Because I refuse to let her tale be in vain. I refuse to think it was all for nothing, even as I know I can’t be certain that it wasn’t. I refuse to give up on living the life I want to live, on carrying her spirit in how mightily she fought against everything that tried to tear her down, even when her strength was on the verge of giving out from within her. Other Ghibli films have inspired me, elevated me, stunned me, awed me. But no other Ghibli film- hell, possibly no other film, period- made me lay my soul this bare. No other Ghibli film sent me home feeling so raw, so awake, so in touch with myself and everything I wanted to be. It took us a lifetime to get it, but it was absolutely worth the wait.
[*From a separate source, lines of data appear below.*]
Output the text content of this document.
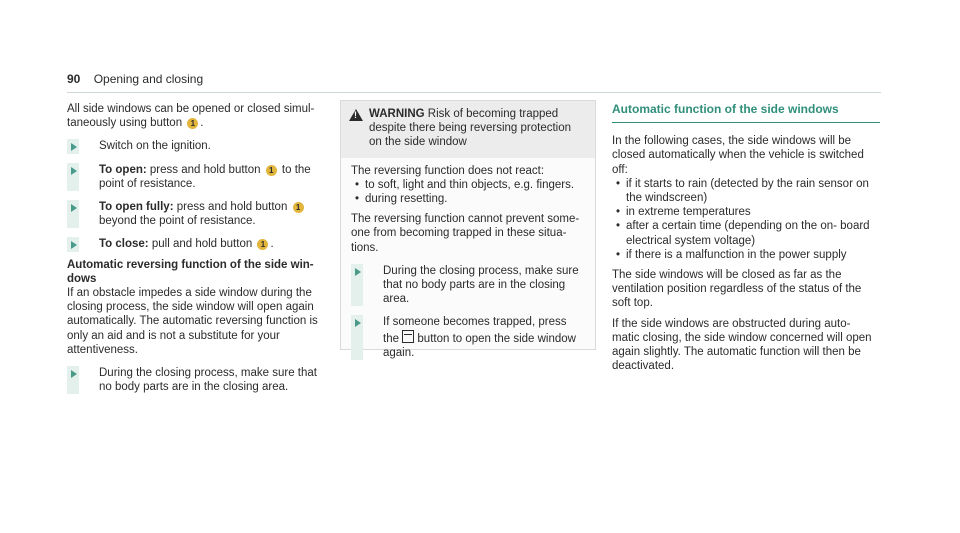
90 Opening and closing

All side windows can be opened or closed simul-
taneously using button 1 .

Switch on the ignition.
To open: press and hold button 1 to the point of resistance.
To open fully: press and hold button 1 beyond the point of resistance.
To close: pull and hold button 1 .

Automatic reversing function of the side win- dows

If an obstacle impedes a side window during the closing process, the side window will open again automatically. The automatic reversing function is only an aid and is not a substitute for your attentiveness.

During the closing process, make sure that no body parts are in the closing area.
!
WARNING Risk of becoming trapped despite there being reversing protection on the side window

The reversing function does not react:

• to soft, light and thin objects, e.g. fingers.

• during resetting.

The reversing function cannot prevent some- one from becoming trapped in these situa- tions.

During the closing process, make sure that no body parts are in the closing area.
If someone becomes trapped, press the button to open the side window again.
Automatic function of the side windows

In the following cases, the side windows will be closed automatically when the vehicle is switched off:

• if it starts to rain (detected by the rain sensor on the windscreen)

• in extreme temperatures

• after a certain time (depending on the on- board electrical system voltage)

• if there is a malfunction in the power supply

The side windows will be closed as far as the ventilation position regardless of the status of the soft top.

If the side windows are obstructed during auto- matic closing, the side window concerned will open again slightly. The automatic function will then be deactivated.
Isao Takahata’s final film, the end of an era for one of the greatest animation studios on the face of the planet, a deeply personal expression of universal anguish and empathy, The Tale of Princess Kaguya is a masterpiece unlike any other. I know most of you probably haven’t seen it yet, so believe me when I say, you have to fix that now. Don’t let this one fly under your radar; it deserves to be celebrated for the crowning achievement it is.